呼吸(いき)するように愛してる
朝食・昼食の準備もさせてほしいと、匠くんに言ってみたら、案の定、渋い顔をされた。

それでも「無理はしないから!」と、ウルウルした瞳で食い下がったら、「なら、朝食の方だけ」と許可がもらえた。

今は夕食の時に、次の日の簡単な朝食の準備もしている。

掃除は、匠くんが帰ってくる前に、玄関やリビングを軽くしている。

じっくりお掃除ができるのは、やっぱりお休みの日だ。

洗濯も、匠くん一人だから毎日する程ではない。一度は、匠くんが洗濯機を回したようだ。

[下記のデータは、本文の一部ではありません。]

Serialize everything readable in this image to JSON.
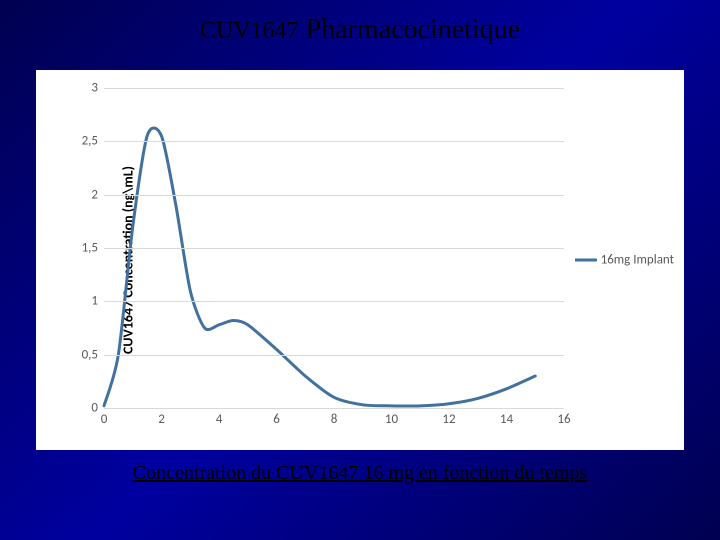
{
  "title": {
    "part1": "CUV1647",
    "part2": "Pharmacocinetique"
  },
  "chart": {
    "type": "line",
    "ylabel": "CUV1647 Concentration (ng\\mL)",
    "ylim": [
      0,
      3
    ],
    "ytick_step": 0.5,
    "yticks": [
      0,
      0.5,
      1,
      1.5,
      2,
      2.5,
      3
    ],
    "ytick_labels": [
      "0",
      "0,5",
      "1",
      "1,5",
      "2",
      "2,5",
      "3"
    ],
    "xlim": [
      0,
      16
    ],
    "xtick_step": 2,
    "xticks": [
      0,
      2,
      4,
      6,
      8,
      10,
      12,
      14,
      16
    ],
    "xtick_labels": [
      "0",
      "2",
      "4",
      "6",
      "8",
      "10",
      "12",
      "14",
      "16"
    ],
    "series": [
      {
        "name": "16mg Implant",
        "color": "#41719c",
        "line_width": 3,
        "x": [
          0,
          0.5,
          1,
          1.5,
          2,
          2.5,
          3,
          3.5,
          4,
          4.5,
          5,
          6,
          7,
          8,
          9,
          10,
          11,
          12,
          13,
          14,
          15
        ],
        "y": [
          0.02,
          0.5,
          1.7,
          2.55,
          2.55,
          1.9,
          1.1,
          0.75,
          0.78,
          0.82,
          0.78,
          0.55,
          0.3,
          0.1,
          0.03,
          0.02,
          0.02,
          0.04,
          0.09,
          0.18,
          0.3
        ]
      }
    ],
    "background_color": "#ffffff",
    "grid_color": "#d9d9d9",
    "tick_label_color": "#595959",
    "tick_label_fontsize": 13,
    "ylabel_fontsize": 14,
    "ylabel_fontweight": "bold",
    "legend_position": "right"
  },
  "caption": "Concentration du CUV1647 16 mg en fonction du temps"
}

ワイシャツは、クリーニングに出しているみたいだけど、家で洗濯をしてもいいと思う。うちは、そうしている。そりゃ、仕上がりはクリーニングの方がきれいだけど、毎日の事だから料金もバカにならないと思う。

ワイシャツのアイロン掛け、不器用な私は下手くそだけど、お父さんのワイシャツで、少し前から練習させてもらっている。

今度洗濯物が溜まっていたら、洗濯しちゃおうと思っている。

何事も、事前の許可を匠くんからいただくのは難しそうなので、こうなったら実力行使だと決めた。

匠くんと離れている間、どうしても弱気になってしまう私がいた。

それを思うと、今の私は、どうしてこんなに匠くんに対して強気に出られるのだろう……?

『強気』と言うより『ウルウルした瞳でお願い』の方が合ってるけど。

頭の中であーだこーだと考えていても、匠くんの顔を見たら、全部が吹っ飛んで、私の素直で強い想いだけが残ってしまった。

匠くんが、好き。

匠くんの傍に、いたい。

「好き」なんて二文字では、簡単に言い表せない気さえしている。

んーん、「好き」が簡単な言葉ではない事も、ちゃんとわかっているつもり。